Portugal contribuiu com 340 milhões de euros de investimento em retalho nos primeiros três meses do ano, reforçando a atratividade do mercado nacional, sustentada pelo crescimento do consumo privado, pela força do turismo e pela procura consistente por ativos considerados de elevada qualidade.
Segundo a consultora, o desempenho da Península Ibérica resulta de uma combinação de fatores favoráveis, entre os quais o crescimento económico acima da média europeia, a estabilidade geopolítica e a capacidade de atração de operadores e investidores internacionais.
Em Portugal, o mercado foi impulsionado por operações envolvendo centros comerciais e retail parks, incluindo ativos como GaiaShopping, ArrábidaShopping e Matosinhos Retail Park, refletindo o dinamismo do sector e os elevados níveis de ocupação.
O retalho nacional arrancou 2026 com indicadores positivos. Dados do INE citados pela JLL mostram que as vendas no retalho, excluindo combustíveis, cresceram 4,4% em termos homólogos até março, impulsionadas pelos produtos não alimentares (+5,1%) e alimentares (+3,6%).
Os principais eixos de comércio de rua em Lisboa e Porto continuam igualmente a registar elevada procura. Em Lisboa, o turismo e a restauração mantêm-se motores da atividade comercial, enquanto o Porto reforça a sua posição junto de marcas internacionais.
Esta procura tem pressionado as rendas prime para níveis historicamente elevados. No primeiro trimestre, o Chiado registou rendas de 155 euros por metro quadrado por mês, enquanto a Rua de Santa Catarina, no Porto, atingiu os 90 euros por metro quadrado mensais.

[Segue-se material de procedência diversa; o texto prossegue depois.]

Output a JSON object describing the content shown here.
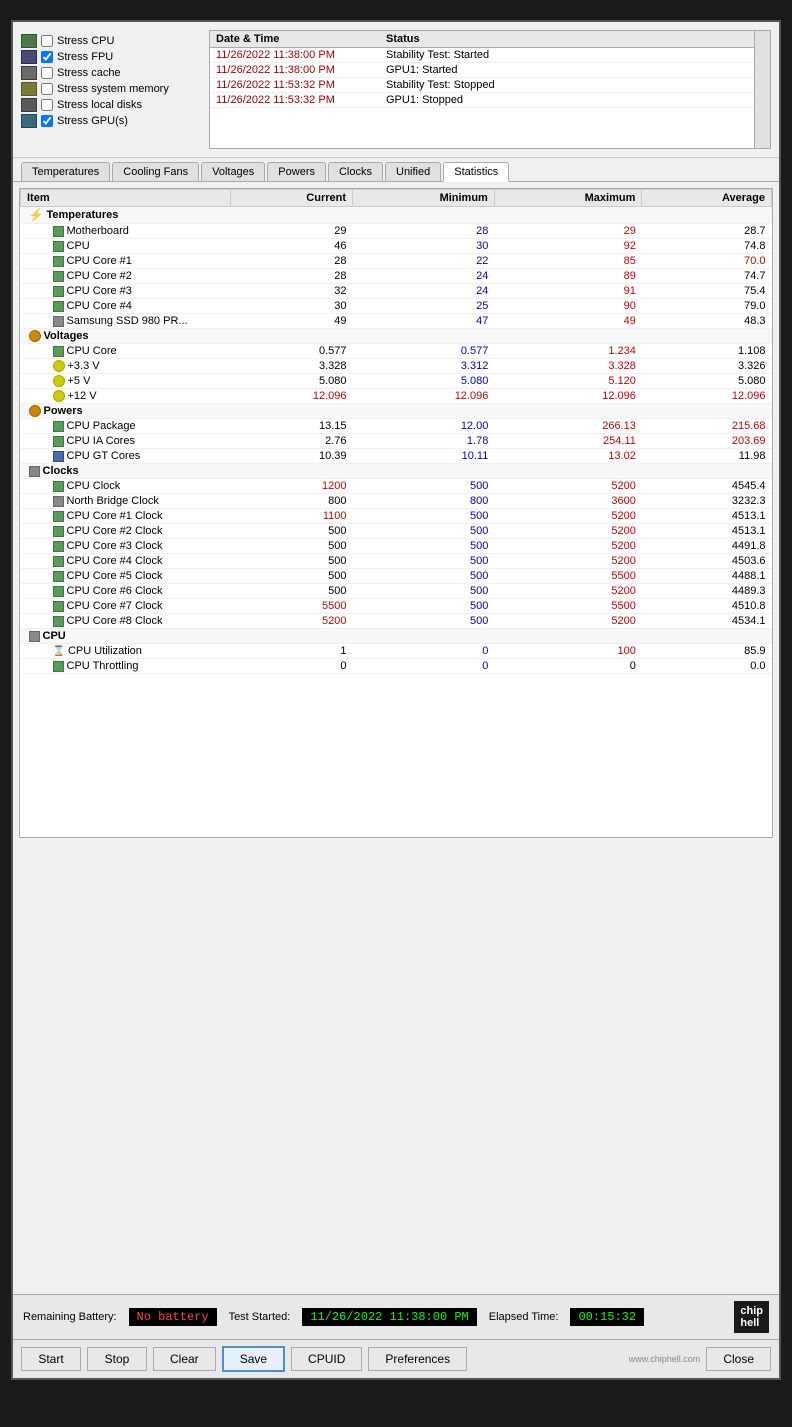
{
  "stress": {
    "items": [
      {
        "id": "cpu",
        "label": "Stress CPU",
        "checked": false,
        "iconClass": "icon-cpu"
      },
      {
        "id": "fpu",
        "label": "Stress FPU",
        "checked": true,
        "iconClass": "icon-fpu"
      },
      {
        "id": "cache",
        "label": "Stress cache",
        "checked": false,
        "iconClass": "icon-cache"
      },
      {
        "id": "mem",
        "label": "Stress system memory",
        "checked": false,
        "iconClass": "icon-mem"
      },
      {
        "id": "disk",
        "label": "Stress local disks",
        "checked": false,
        "iconClass": "icon-disk"
      },
      {
        "id": "gpu",
        "label": "Stress GPU(s)",
        "checked": true,
        "iconClass": "icon-gpu"
      }
    ]
  },
  "log": {
    "header": {
      "col1": "Date & Time",
      "col2": "Status"
    },
    "rows": [
      {
        "date": "11/26/2022 11:38:00 PM",
        "status": "Stability Test: Started"
      },
      {
        "date": "11/26/2022 11:38:00 PM",
        "status": "GPU1: Started"
      },
      {
        "date": "11/26/2022 11:53:32 PM",
        "status": "Stability Test: Stopped"
      },
      {
        "date": "11/26/2022 11:53:32 PM",
        "status": "GPU1: Stopped"
      }
    ]
  },
  "tabs": [
    "Temperatures",
    "Cooling Fans",
    "Voltages",
    "Powers",
    "Clocks",
    "Unified",
    "Statistics"
  ],
  "active_tab": "Statistics",
  "table": {
    "headers": [
      "Item",
      "Current",
      "Minimum",
      "Maximum",
      "Average"
    ],
    "sections": [
      {
        "name": "Temperatures",
        "icon": "temp-icon",
        "rows": [
          {
            "name": "Motherboard",
            "icon": "green-sq",
            "current": "29",
            "min": "28",
            "max": "29",
            "avg": "28.7",
            "currentColor": "normal",
            "minColor": "blue",
            "maxColor": "red",
            "avgColor": "normal"
          },
          {
            "name": "CPU",
            "icon": "green-sq",
            "current": "46",
            "min": "30",
            "max": "92",
            "avg": "74.8",
            "currentColor": "normal",
            "minColor": "blue",
            "maxColor": "red",
            "avgColor": "normal"
          },
          {
            "name": "CPU Core #1",
            "icon": "green-sq",
            "current": "28",
            "min": "22",
            "max": "85",
            "avg": "70.0",
            "currentColor": "normal",
            "minColor": "blue",
            "maxColor": "red",
            "avgColor": "red"
          },
          {
            "name": "CPU Core #2",
            "icon": "green-sq",
            "current": "28",
            "min": "24",
            "max": "89",
            "avg": "74.7",
            "currentColor": "normal",
            "minColor": "blue",
            "maxColor": "red",
            "avgColor": "normal"
          },
          {
            "name": "CPU Core #3",
            "icon": "green-sq",
            "current": "32",
            "min": "24",
            "max": "91",
            "avg": "75.4",
            "currentColor": "normal",
            "minColor": "blue",
            "maxColor": "red",
            "avgColor": "normal"
          },
          {
            "name": "CPU Core #4",
            "icon": "green-sq",
            "current": "30",
            "min": "25",
            "max": "90",
            "avg": "79.0",
            "currentColor": "normal",
            "minColor": "blue",
            "maxColor": "red",
            "avgColor": "normal"
          },
          {
            "name": "Samsung SSD 980 PR...",
            "icon": "gray-sq",
            "current": "49",
            "min": "47",
            "max": "49",
            "avg": "48.3",
            "currentColor": "normal",
            "minColor": "blue",
            "maxColor": "red",
            "avgColor": "normal"
          }
        ]
      },
      {
        "name": "Voltages",
        "icon": "orange-circle",
        "rows": [
          {
            "name": "CPU Core",
            "icon": "green-sq",
            "current": "0.577",
            "min": "0.577",
            "max": "1.234",
            "avg": "1.108",
            "currentColor": "normal",
            "minColor": "blue",
            "maxColor": "red",
            "avgColor": "normal"
          },
          {
            "name": "+3.3 V",
            "icon": "yellow-circle",
            "current": "3.328",
            "min": "3.312",
            "max": "3.328",
            "avg": "3.326",
            "currentColor": "normal",
            "minColor": "blue",
            "maxColor": "red",
            "avgColor": "normal"
          },
          {
            "name": "+5 V",
            "icon": "yellow-circle",
            "current": "5.080",
            "min": "5.080",
            "max": "5.120",
            "avg": "5.080",
            "currentColor": "normal",
            "minColor": "blue",
            "maxColor": "red",
            "avgColor": "normal"
          },
          {
            "name": "+12 V",
            "icon": "yellow-circle",
            "current": "12.096",
            "min": "12.096",
            "max": "12.096",
            "avg": "12.096",
            "currentColor": "red",
            "minColor": "red",
            "maxColor": "red",
            "avgColor": "red"
          }
        ]
      },
      {
        "name": "Powers",
        "icon": "orange-circle",
        "rows": [
          {
            "name": "CPU Package",
            "icon": "green-sq",
            "current": "13.15",
            "min": "12.00",
            "max": "266.13",
            "avg": "215.68",
            "currentColor": "normal",
            "minColor": "blue",
            "maxColor": "red",
            "avgColor": "red"
          },
          {
            "name": "CPU IA Cores",
            "icon": "green-sq",
            "current": "2.76",
            "min": "1.78",
            "max": "254.11",
            "avg": "203.69",
            "currentColor": "normal",
            "minColor": "blue",
            "maxColor": "red",
            "avgColor": "red"
          },
          {
            "name": "CPU GT Cores",
            "icon": "blue-sq",
            "current": "10.39",
            "min": "10.11",
            "max": "13.02",
            "avg": "11.98",
            "currentColor": "normal",
            "minColor": "blue",
            "maxColor": "red",
            "avgColor": "normal"
          }
        ]
      },
      {
        "name": "Clocks",
        "icon": "gray-sq",
        "rows": [
          {
            "name": "CPU Clock",
            "icon": "green-sq",
            "current": "1200",
            "min": "500",
            "max": "5200",
            "avg": "4545.4",
            "currentColor": "red",
            "minColor": "blue",
            "maxColor": "red",
            "avgColor": "normal"
          },
          {
            "name": "North Bridge Clock",
            "icon": "gray-sq",
            "current": "800",
            "min": "800",
            "max": "3600",
            "avg": "3232.3",
            "currentColor": "normal",
            "minColor": "blue",
            "maxColor": "red",
            "avgColor": "normal"
          },
          {
            "name": "CPU Core #1 Clock",
            "icon": "green-sq",
            "current": "1100",
            "min": "500",
            "max": "5200",
            "avg": "4513.1",
            "currentColor": "red",
            "minColor": "blue",
            "maxColor": "red",
            "avgColor": "normal"
          },
          {
            "name": "CPU Core #2 Clock",
            "icon": "green-sq",
            "current": "500",
            "min": "500",
            "max": "5200",
            "avg": "4513.1",
            "currentColor": "normal",
            "minColor": "blue",
            "maxColor": "red",
            "avgColor": "normal"
          },
          {
            "name": "CPU Core #3 Clock",
            "icon": "green-sq",
            "current": "500",
            "min": "500",
            "max": "5200",
            "avg": "4491.8",
            "currentColor": "normal",
            "minColor": "blue",
            "maxColor": "red",
            "avgColor": "normal"
          },
          {
            "name": "CPU Core #4 Clock",
            "icon": "green-sq",
            "current": "500",
            "min": "500",
            "max": "5200",
            "avg": "4503.6",
            "currentColor": "normal",
            "minColor": "blue",
            "maxColor": "red",
            "avgColor": "normal"
          },
          {
            "name": "CPU Core #5 Clock",
            "icon": "green-sq",
            "current": "500",
            "min": "500",
            "max": "5500",
            "avg": "4488.1",
            "currentColor": "normal",
            "minColor": "blue",
            "maxColor": "red",
            "avgColor": "normal"
          },
          {
            "name": "CPU Core #6 Clock",
            "icon": "green-sq",
            "current": "500",
            "min": "500",
            "max": "5200",
            "avg": "4489.3",
            "currentColor": "normal",
            "minColor": "blue",
            "maxColor": "red",
            "avgColor": "normal"
          },
          {
            "name": "CPU Core #7 Clock",
            "icon": "green-sq",
            "current": "5500",
            "min": "500",
            "max": "5500",
            "avg": "4510.8",
            "currentColor": "red",
            "minColor": "blue",
            "maxColor": "red",
            "avgColor": "normal"
          },
          {
            "name": "CPU Core #8 Clock",
            "icon": "green-sq",
            "current": "5200",
            "min": "500",
            "max": "5200",
            "avg": "4534.1",
            "currentColor": "red",
            "minColor": "blue",
            "maxColor": "red",
            "avgColor": "normal"
          }
        ]
      },
      {
        "name": "CPU",
        "icon": "gray-sq",
        "rows": [
          {
            "name": "CPU Utilization",
            "icon": "hourglass",
            "current": "1",
            "min": "0",
            "max": "100",
            "avg": "85.9",
            "currentColor": "normal",
            "minColor": "blue",
            "maxColor": "red",
            "avgColor": "normal"
          },
          {
            "name": "CPU Throttling",
            "icon": "green-sq",
            "current": "0",
            "min": "0",
            "max": "0",
            "avg": "0.0",
            "currentColor": "normal",
            "minColor": "blue",
            "maxColor": "normal",
            "avgColor": "normal"
          }
        ]
      }
    ]
  },
  "statusBar": {
    "batteryLabel": "Remaining Battery:",
    "batteryValue": "No battery",
    "testStartedLabel": "Test Started:",
    "testStartedValue": "11/26/2022 11:38:00 PM",
    "elapsedLabel": "Elapsed Time:",
    "elapsedValue": "00:15:32"
  },
  "buttons": {
    "start": "Start",
    "stop": "Stop",
    "clear": "Clear",
    "save": "Save",
    "cpuid": "CPUID",
    "preferences": "Preferences",
    "close": "Close"
  },
  "watermark": "www.chiphell.com"
}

O segmento alimentar e os supermercados destacam-se também como áreas de crescente interesse para investidores e operadores. As rendas prime para supermercados standalone chegaram aos 16 euros por metro quadrado por mês, refletindo a aposta em formatos de proximidade e conveniência.
A JLL antecipa que o mercado português de retalho mantenha uma trajetória positiva ao longo de 2026, apoiado pela procura contínua por ativos de qualidade, pelo crescimento do retalho experiencial e pela integração entre canais físicos e digitais. Centros comerciais, retail parks e supermercados deverão continuar a concentrar grande parte da atividade de investimento nos próximos meses.